I wanted to introduce myself. My name is Paul. Are there any folks from Columbus or anywhere near Ohio? How does everyone get their exotic pets? I have done quite a bit of research online and have found it difficult to find anyone with mantids, other than the ones I can collect locally. I was wondering if it was a "who you know" sort of thing? -paul


----------



## [email protected] (Jan 21, 2010)

Hi welcome. Here is a nice place to get some mantids or you could go to http://mantisplace.com/ I think she is from ohio!!


----------



## Eoullis (Jan 21, 2010)

nierates said:


> I wanted to introduce myself. My name is Paul. Are there any folks from Columbus or anywhere near Ohio? How does everyone get their exotic pets? I have done quite a bit of research online and have found it difficult to find anyone with mantids, other than the ones I can collect locally.

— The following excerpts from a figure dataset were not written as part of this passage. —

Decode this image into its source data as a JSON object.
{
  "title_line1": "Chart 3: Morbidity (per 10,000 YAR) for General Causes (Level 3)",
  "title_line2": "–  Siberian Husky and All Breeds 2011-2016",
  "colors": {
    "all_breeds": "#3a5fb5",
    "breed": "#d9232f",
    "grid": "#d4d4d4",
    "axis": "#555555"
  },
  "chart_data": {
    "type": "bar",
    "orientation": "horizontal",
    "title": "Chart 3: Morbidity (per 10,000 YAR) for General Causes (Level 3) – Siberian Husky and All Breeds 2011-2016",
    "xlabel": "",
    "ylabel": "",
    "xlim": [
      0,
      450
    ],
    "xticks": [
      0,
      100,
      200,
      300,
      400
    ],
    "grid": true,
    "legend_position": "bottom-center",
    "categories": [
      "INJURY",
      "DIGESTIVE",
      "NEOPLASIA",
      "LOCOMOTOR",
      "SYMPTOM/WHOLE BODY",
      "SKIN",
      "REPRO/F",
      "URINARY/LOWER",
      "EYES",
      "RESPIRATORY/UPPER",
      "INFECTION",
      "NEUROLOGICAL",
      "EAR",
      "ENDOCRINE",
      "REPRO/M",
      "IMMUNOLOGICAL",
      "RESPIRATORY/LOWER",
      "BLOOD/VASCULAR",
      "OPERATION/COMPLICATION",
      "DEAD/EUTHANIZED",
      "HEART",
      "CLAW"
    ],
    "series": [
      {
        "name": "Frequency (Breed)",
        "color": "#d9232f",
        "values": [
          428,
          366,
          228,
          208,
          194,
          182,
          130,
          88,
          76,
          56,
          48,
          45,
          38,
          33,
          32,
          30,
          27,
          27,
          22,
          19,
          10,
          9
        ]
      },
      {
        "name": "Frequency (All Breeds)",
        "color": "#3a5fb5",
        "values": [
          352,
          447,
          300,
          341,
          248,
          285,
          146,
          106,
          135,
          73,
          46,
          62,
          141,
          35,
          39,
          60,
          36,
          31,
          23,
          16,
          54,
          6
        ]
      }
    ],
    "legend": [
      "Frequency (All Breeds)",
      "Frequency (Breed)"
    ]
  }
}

I was wondering if it was a "who you know" sort of thing? -paul


Hey Paul,

Welcome! Like you I'm new here. It's definately not a "who you know" deal. I just got some African Mantids last week from MANTISPLACE.COM. My mantids and everything else I needed to get started cost me less than a hundred bucks. This is a great forum and many of the members have tons of knowledge about mantids and there housekeeping. Every questioned I've asked has been answered quickly. I've yet too encounter a "snooty" attitude from any member. People who have been doing this for years and years are completely willing to help you get going.

This forum is just great, but, when you get some mantids it's 200% better.

Enjoy yourself!

p.s I believe there are many members from Ohio. In fact, MANTISPLACE.COM, ships from Ohio. Medina Ohio I think.


----------



## ismart (Jan 21, 2010)

Welcome to the forum!


----------



## mantidsaresweet (Jan 21, 2010)

Hey I'm live in Ohio. Around the Dayton area. Glad to see another Ohio forum member and welcome!


----------



## ZoeRipper (Jan 21, 2010)

Welcome!

Mantisplace.com is indeed wonderful, I highly recommend her!


----------



## PhilinYuma (Jan 21, 2010)

Welcome from Yuma, AZ!


----------



## revmdn (Jan 21, 2010)

Welcome.


----------



## Katnapper (Jan 21, 2010)

Hello and welcome to the forum!  Glad you found us, and nice to have you here. Looking forward to seeing you around on the boards.


----------



## Rick (Jan 22, 2010)

Welcome. Plenty of mantids available here in the classifieds. Also a few members in OH.


----------



## hibiscusmile (Jan 22, 2010)

Welcome to another Ohio Buckeye! from u know where? OHIO!


----------